Editoriaux - Société - 14 octobre 2019

À quoi sert un père ?

La question est à la mode. Dans la pièce Électre,de Giraudoux, Oreste demande à sa sœur : « Pourquoi hais-tu à ce point notre mère, Électre ? » Et Électre de répondre : « Il me semble que, par elle, je suis entrée dans la vie d’une façon équivoque et que sa maternité n’est qu’une complicité qui nous lie. J’aime tout ce qui, dans ma naissance, revient à mon père. » Certes, Électre hait sa mère parce que celle-ci a tué son père, Agamemnon. Certes, comme Antigone, Électre est « le type de la femme à histoires. » Mais la littérature, par sa bouche, en dit long sur le rôle respectif – fût-il poussé à son paroxysme – de la mère et du père.

Dans un article récent du Figaro, Nicolas Bouzou, essayiste libéral, pense que la PMA pour toutes et la GPA éthique peuvent renforcer « la famille basée sur l’amour ». Et l’essayiste de ressortir le cliché de Badinter sur l’instinct maternel qui serait bien ténu, sans voir que son propos se détruit de lui-même. Si l’instinct maternel n’existait pas « avant », pourquoi l’instinct maternel, technicisé par PMA, existerait-il davantage ? Dans cet article, n’est fait mention que de « l’amour des parents ». Et l’amour de l’enfant ? Croyons-nous que l’enfant aimera une mère qu’il se sentira « obligé » d’aimer puisqu’elle l’aura eu à si grand prix ? On comprend mieux pourquoi le don doit être gratuit et remboursé par la Sécu.
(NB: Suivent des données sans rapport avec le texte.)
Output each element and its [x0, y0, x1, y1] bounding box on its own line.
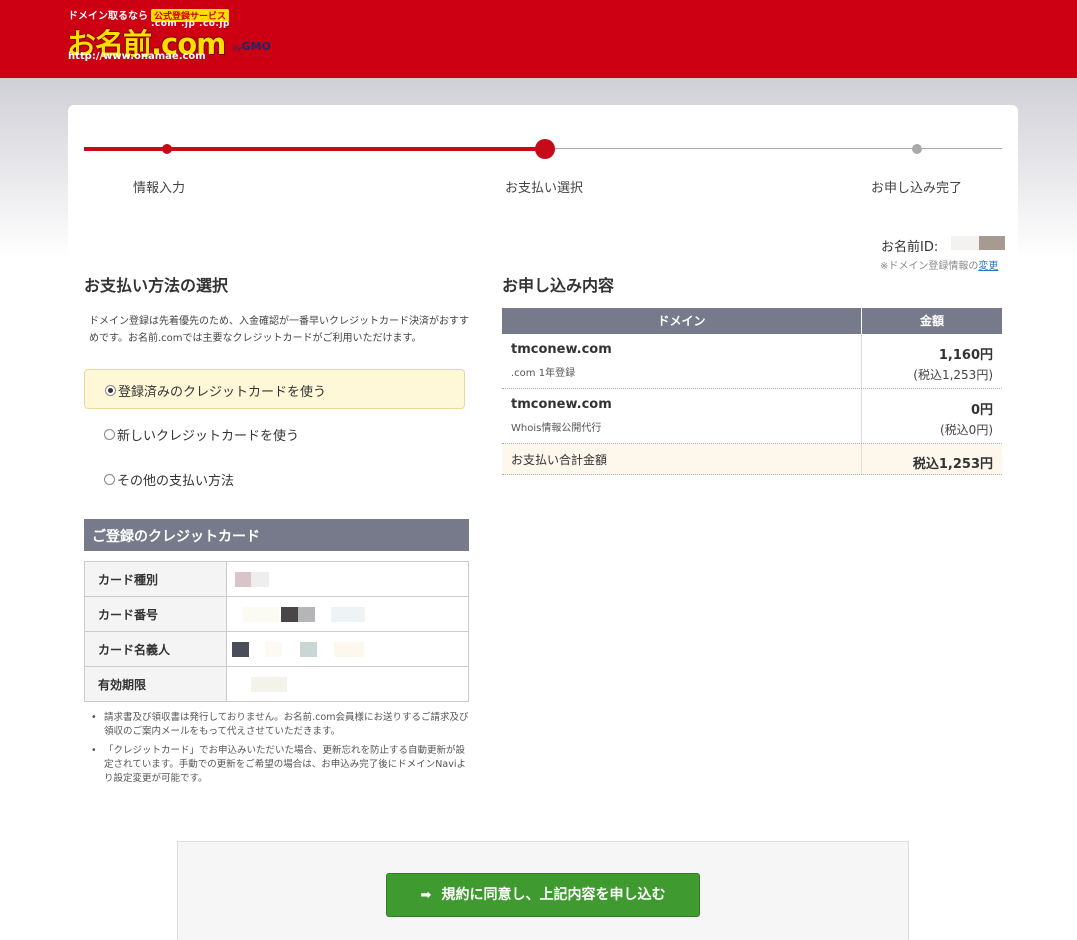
progress-line-remaining	[545, 148, 1002, 149]
order-domain-name: tmconew.com	[511, 397, 612, 412]
table-row: tmconew.com Whois情報公開代行 0円 (税込0円)	[502, 389, 1002, 444]
radio-unselected-icon[interactable]	[104, 429, 115, 440]
option-registered-card-label: 登録済みのクレジットカードを使う	[118, 385, 327, 400]
redacted-block	[281, 607, 298, 622]
redacted-block	[300, 642, 317, 657]
site-header: ドメイン取るなら 公式登録サービス .com .jp .co.jp お名前.com…	[0, 0, 1077, 78]
note-item: 「クレジットカード」でお申込みいただいた場合、更新忘れを防止する自動更新が設定さ…	[90, 744, 470, 786]
progress-line-done	[84, 147, 545, 151]
order-section-title: お申し込み内容	[502, 276, 615, 295]
order-item-domain-cell: tmconew.com .com 1年登録	[502, 334, 862, 388]
order-total-row: お支払い合計金額 税込1,253円	[502, 444, 1002, 475]
option-registered-card[interactable]: 登録済みのクレジットカードを使う	[84, 369, 465, 409]
card-number-label: カード番号	[84, 596, 227, 632]
order-item-amount-cell: 0円 (税込0円)	[862, 389, 1002, 443]
progress-stepper: 情報入力 お支払い選択 お申し込み完了	[84, 138, 1002, 198]
table-row: 有効期限	[84, 666, 469, 702]
step-label-input: 情報入力	[133, 181, 186, 196]
redacted-block	[334, 642, 364, 657]
col-amount-header: 金額	[919, 314, 944, 328]
note-item: 請求書及び領収書は発行しておりません。お名前.com会員様にお送りするご請求及び…	[90, 711, 470, 739]
payment-section-title: お支払い方法の選択	[84, 276, 229, 295]
order-price-tax: (税込0円)	[940, 423, 993, 437]
account-id-label: お名前ID:	[881, 240, 939, 255]
order-price-tax: (税込1,253円)	[913, 368, 993, 382]
registered-card-header: ご登録のクレジットカード	[84, 519, 469, 551]
redacted-block	[243, 607, 279, 622]
logo-gmo-text: GMO	[241, 40, 271, 53]
redacted-block	[251, 572, 269, 587]
redacted-block	[265, 642, 282, 657]
change-note-text: ※ドメイン登録情報の	[880, 261, 979, 272]
redacted-block	[235, 572, 251, 587]
expiry-value-redacted	[226, 666, 469, 702]
order-price: 1,160円	[938, 348, 993, 363]
table-row: カード番号	[84, 596, 469, 632]
redacted-block	[331, 607, 365, 622]
option-other-payment[interactable]: その他の支払い方法	[84, 459, 465, 499]
submit-order-button[interactable]: ➡ 規約に同意し、上記内容を申し込む	[386, 873, 700, 917]
redacted-block	[232, 642, 249, 657]
logo-gmo: byGMO	[233, 40, 271, 53]
submit-order-label: 規約に同意し、上記内容を申し込む	[441, 887, 666, 903]
logo-url: http://www.onamae.com	[68, 51, 206, 62]
order-table: ドメイン 金額 tmconew.com .com 1年登録 1,160円 (税込…	[502, 308, 1002, 475]
order-item-amount-cell: 1,160円 (税込1,253円)	[862, 334, 1002, 388]
card-type-value-redacted	[226, 561, 469, 597]
card-holder-value-redacted	[226, 631, 469, 667]
order-item-domain-cell: tmconew.com Whois情報公開代行	[502, 389, 862, 443]
order-domain-name: tmconew.com	[511, 342, 612, 357]
radio-unselected-icon[interactable]	[104, 474, 115, 485]
col-domain-header: ドメイン	[502, 308, 862, 334]
radio-selected-icon[interactable]	[105, 385, 116, 396]
option-new-card[interactable]: 新しいクレジットカードを使う	[84, 414, 465, 454]
card-number-value-redacted	[226, 596, 469, 632]
arrow-right-icon: ➡	[420, 888, 432, 903]
order-total-label: お支払い合計金額	[502, 444, 862, 474]
change-link[interactable]: 変更	[978, 261, 998, 272]
step-dot-done	[162, 144, 172, 154]
step-dot-todo	[912, 144, 922, 154]
card-type-label: カード種別	[84, 561, 227, 597]
order-domain-detail: Whois情報公開代行	[511, 423, 602, 434]
table-row: カード種別	[84, 561, 469, 597]
payment-description: ドメイン登録は先着優先のため、入金確認が一番早いクレジットカード決済がおすすめで…	[89, 316, 469, 344]
change-note: ※ドメイン登録情報の変更	[880, 257, 998, 272]
order-table-header: ドメイン 金額	[502, 308, 1002, 334]
table-row: tmconew.com .com 1年登録 1,160円 (税込1,253円)	[502, 334, 1002, 389]
onamae-logo[interactable]: ドメイン取るなら 公式登録サービス .com .jp .co.jp お名前.com…	[67, 7, 289, 65]
step-label-complete: お申し込み完了	[871, 181, 963, 196]
registered-card-table: カード種別 カード番号 カード名義人 有効期限	[84, 561, 469, 702]
card-holder-label: カード名義人	[84, 631, 227, 667]
payment-notes: 請求書及び領収書は発行しておりません。お名前.com会員様にお送りするご請求及び…	[90, 711, 470, 791]
account-id-redacted-a	[951, 236, 979, 250]
option-other-payment-label: その他の支払い方法	[117, 474, 235, 489]
redacted-block	[251, 677, 287, 692]
redacted-block	[298, 607, 315, 622]
order-price: 0円	[970, 403, 993, 418]
expiry-label: 有効期限	[84, 666, 227, 702]
option-new-card-label: 新しいクレジットカードを使う	[117, 429, 300, 444]
table-row: カード名義人	[84, 631, 469, 667]
order-total-value: 税込1,253円	[912, 457, 993, 472]
order-domain-detail: .com 1年登録	[511, 368, 576, 379]
step-label-payment: お支払い選択	[505, 181, 584, 196]
account-id-redacted-b	[979, 236, 1005, 250]
step-dot-current	[535, 139, 555, 159]
logo-by: by	[233, 44, 242, 52]
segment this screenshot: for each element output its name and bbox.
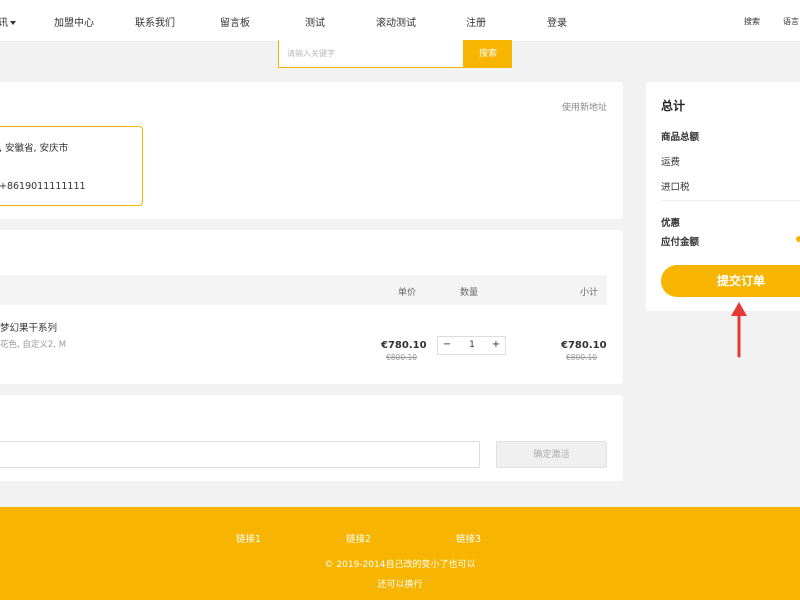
- goods-total-label: 商品总额: [661, 132, 700, 143]
- top-nav: 讯 加盟中心 联系我们 留言板 测试 滚动测试 注册 登录 搜索 语言: [0, 0, 800, 42]
- unit-price-original: €800.10: [386, 353, 418, 362]
- footer-link-2[interactable]: 链接2: [346, 531, 371, 545]
- search-button[interactable]: 搜索: [464, 40, 512, 68]
- footer-note: 还可以换行: [377, 580, 423, 590]
- search-input[interactable]: 请输入关键字: [278, 40, 464, 68]
- quantity-stepper: − 1 +: [437, 336, 506, 355]
- nav-item-scroll-test[interactable]: 滚动测试: [376, 14, 416, 29]
- column-subtotal: 小计: [580, 288, 599, 298]
- nav-item-test[interactable]: 测试: [305, 14, 325, 29]
- coupon-code-input[interactable]: [0, 441, 480, 468]
- nav-search-link[interactable]: 搜索: [744, 16, 760, 27]
- use-new-address-link[interactable]: 使用新地址: [562, 100, 607, 113]
- unit-price: €780.10: [381, 340, 427, 351]
- discount-label: 优惠: [661, 218, 681, 229]
- quantity-value[interactable]: 1: [462, 340, 482, 350]
- address-phone: +8619011111111: [0, 181, 86, 192]
- submit-order-button[interactable]: 提交订单: [661, 265, 800, 297]
- selected-address[interactable]: , 安徽省, 安庆市 +8619011111111: [0, 126, 143, 206]
- footer-copyright: © 2019-2014自己改的变小了也可以: [324, 560, 476, 570]
- import-tax-label: 进口税: [661, 182, 690, 193]
- nav-item-login[interactable]: 登录: [547, 14, 567, 29]
- nav-item-news[interactable]: 讯: [0, 14, 16, 29]
- subtotal-price-original: €800.10: [566, 353, 598, 362]
- footer-link-3[interactable]: 链接3: [456, 531, 481, 545]
- increase-button[interactable]: +: [489, 339, 503, 350]
- decrease-button[interactable]: −: [440, 339, 454, 350]
- nav-item-register[interactable]: 注册: [466, 14, 486, 29]
- column-qty: 数量: [460, 288, 479, 298]
- activate-coupon-button[interactable]: 确定激活: [496, 441, 607, 468]
- arrow-up-icon: [731, 302, 747, 358]
- nav-item-franchise[interactable]: 加盟中心: [54, 14, 94, 29]
- order-summary-card: 总计 商品总额 运费 进口税 优惠 应付金额 提交订单: [646, 82, 800, 311]
- nav-item-contact[interactable]: 联系我们: [135, 14, 175, 29]
- search-placeholder: 请输入关键字: [287, 49, 335, 58]
- payable-indicator: [796, 236, 800, 242]
- coupon-card: 确定激活: [0, 395, 623, 481]
- column-price: 单价: [398, 288, 417, 298]
- address-card: 使用新地址 , 安徽省, 安庆市 +8619011111111: [0, 82, 623, 219]
- goods-card: 单价 数量 小计 梦幻果干系列 花色, 自定义2, M €780.10 €800…: [0, 230, 623, 384]
- nav-language-link[interactable]: 语言: [783, 16, 799, 27]
- subtotal-price: €780.10: [561, 340, 607, 351]
- nav-item-messages[interactable]: 留言板: [220, 14, 250, 29]
- footer-link-1[interactable]: 链接1: [236, 531, 261, 545]
- goods-table-header: 单价 数量 小计: [0, 275, 607, 305]
- address-region: , 安徽省, 安庆市: [0, 143, 69, 154]
- summary-divider: [661, 200, 800, 201]
- chevron-down-icon: [10, 21, 16, 25]
- footer: 链接1 链接2 链接3 © 2019-2014自己改的变小了也可以 还可以换行: [0, 507, 800, 600]
- payable-label: 应付金额: [661, 237, 700, 248]
- product-spec: 花色, 自定义2, M: [0, 340, 67, 350]
- shipping-label: 运费: [661, 157, 681, 168]
- summary-title: 总计: [661, 99, 686, 113]
- product-name[interactable]: 梦幻果干系列: [0, 320, 57, 334]
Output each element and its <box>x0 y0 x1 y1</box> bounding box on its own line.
Et quand l’enfant recherchera son père ? Quel sentiment éprouvera-t-il pour la « commère » ? Si l’amour ne se commande pas, nul doute que la « vraie mère » étouffera son enfant sous son « amour ». Et que deviendra la monade qu’est le couple lesbien avec le tiers qu’est l’enfant ? Il pulvérisera leur relation.

Si une relation entre une fille et son père est presque toujours réussie, c’est que le père représente l’autre. Rien n’est plus faux que la « complicité » entre mère et fille comme on la voit dans les séries télé : on se prête son rouge à lèvres, ses fringues, on se fait des confidences intimes. La relation entre mère et fils est plus complexe. D’où le rôle, séparateur, du père. Or, jamais la commère ne pourra jouer le rôle de père séparateur. Quant à faire appel à un tiers pour jouer ce rôle… le symbole a bon dos. La réalité, c’est que le droit est pris au piège de la loi naturelle.

La nouvelle religion de l’amour fait sourire. Si la procréation naturelle ne prime pas, que dire de la procréation technologique ? Pour Bouzou, la technologie est neutre. Merci, papa, merci maman. Et notre essayiste de confondre allègrement procréation, parentalité, filiation. « Fonder la famille sur le libre choix et donc sur l’amour est un magnifique projet », écrit-il avec candeur.

Une fois encore, nous avons un train de retard sur Big Brother. L’heure de la PMA pour toutes, c’était il y a vingt ans qu’il fallait la faire. Jean-Louis Touraine est prophétique : l’heure est à l’utérus artificiel. Cela fait un souci en moins.